Insulate windows in the winter. I use wool from my sheep and paper from my schoolwork. I also use plastic from window insulation kits. There is definitely a trade off here as I am using plastic. However, it really helps to seal off infiltration (saving on heating expense and emissions) and can be re-used every year (with occasional patching).
Two ideas. 1. By using a rocket stove one can burn scrap wood or sawdust to heat, cook and generate steam for many uses. It has won the creator many awards for the simple concept that doesn’t smoke. You can also use one of these in lieu of a barbie. 2. The methane tank produces a gas to cook or generate electricity. It can a small one for just a family or scaled up for larger uses.
I am an unschooling mom of four children (all cloth diapered & early potty trained.) We have always been both frugal & environmental. We do worm composting & recycling. We shop at farmer’s market and at our local grocery co-op. We eat–mostly–whole foods. We lived in a cooperative house for four years. But I recently read No Impact Man and felt I could do more. I want to show the world that just because there are more of us (family of 5) doesn’t mean we have to use more resources. I want to show that I can instill these values in my kids to help make the world a better place.

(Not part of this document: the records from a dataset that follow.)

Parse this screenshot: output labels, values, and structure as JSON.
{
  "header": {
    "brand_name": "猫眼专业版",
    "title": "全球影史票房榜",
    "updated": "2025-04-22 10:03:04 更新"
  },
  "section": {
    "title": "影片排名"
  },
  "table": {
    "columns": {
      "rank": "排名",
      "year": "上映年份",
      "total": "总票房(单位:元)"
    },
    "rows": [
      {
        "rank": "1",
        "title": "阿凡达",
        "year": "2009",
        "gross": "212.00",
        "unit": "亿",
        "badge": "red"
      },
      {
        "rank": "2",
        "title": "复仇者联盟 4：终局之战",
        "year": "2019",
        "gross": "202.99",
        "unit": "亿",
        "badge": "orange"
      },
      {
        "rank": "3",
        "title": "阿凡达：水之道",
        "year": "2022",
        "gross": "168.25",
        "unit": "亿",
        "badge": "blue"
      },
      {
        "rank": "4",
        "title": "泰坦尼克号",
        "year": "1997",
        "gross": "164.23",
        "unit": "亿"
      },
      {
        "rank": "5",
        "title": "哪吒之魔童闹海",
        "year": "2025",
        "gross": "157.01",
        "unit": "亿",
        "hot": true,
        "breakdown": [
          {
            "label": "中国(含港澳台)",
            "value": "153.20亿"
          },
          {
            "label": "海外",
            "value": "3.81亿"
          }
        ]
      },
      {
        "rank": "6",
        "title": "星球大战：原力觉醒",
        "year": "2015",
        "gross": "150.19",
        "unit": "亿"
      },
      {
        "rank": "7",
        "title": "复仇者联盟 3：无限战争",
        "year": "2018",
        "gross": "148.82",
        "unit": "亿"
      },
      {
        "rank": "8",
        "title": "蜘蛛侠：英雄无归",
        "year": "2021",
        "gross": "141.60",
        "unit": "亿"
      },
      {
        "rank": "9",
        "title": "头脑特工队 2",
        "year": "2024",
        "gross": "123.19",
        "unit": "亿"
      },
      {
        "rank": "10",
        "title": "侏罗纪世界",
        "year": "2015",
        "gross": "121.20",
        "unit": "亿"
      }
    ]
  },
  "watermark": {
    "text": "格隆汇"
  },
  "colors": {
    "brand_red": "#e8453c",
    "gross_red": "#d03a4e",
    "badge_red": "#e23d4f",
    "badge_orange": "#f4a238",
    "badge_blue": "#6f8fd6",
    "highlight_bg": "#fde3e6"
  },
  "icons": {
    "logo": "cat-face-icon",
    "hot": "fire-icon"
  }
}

Here two things came together. Our love of art & my concern about garbage. I am currently saving our “clean” garbage that is not recyclable or compostable, I plan to make some paper mache (using local flour) and beginning a garbage sculpture. This is still in the early stages, but you can check out my progress (remember I have four kids, things progress slowly here) at my blog called Quixotic Mama (www.yogapantsmama.com)
Most of what dog and cat food consists of, especially the dry stuff, is a hybrid corn. Corn is bad for the dog and cat. The corn industry uses a great deal of toxic and non-renewable resources from fuel to fertilizer, and from a plastic coated bag to a metal can for that corn to make its way to the shelf and food factories. My wife and I have been making our own dog food (which does not contain corn) for a few months now and it actually costs us less than buying regular dog food. The dogs like it seem to be healthier, we don’t have the extra trash from the dog food bags/cans and we can buy ALL of the ingredients (except the oats or rice) locally. its extra work, but very possible.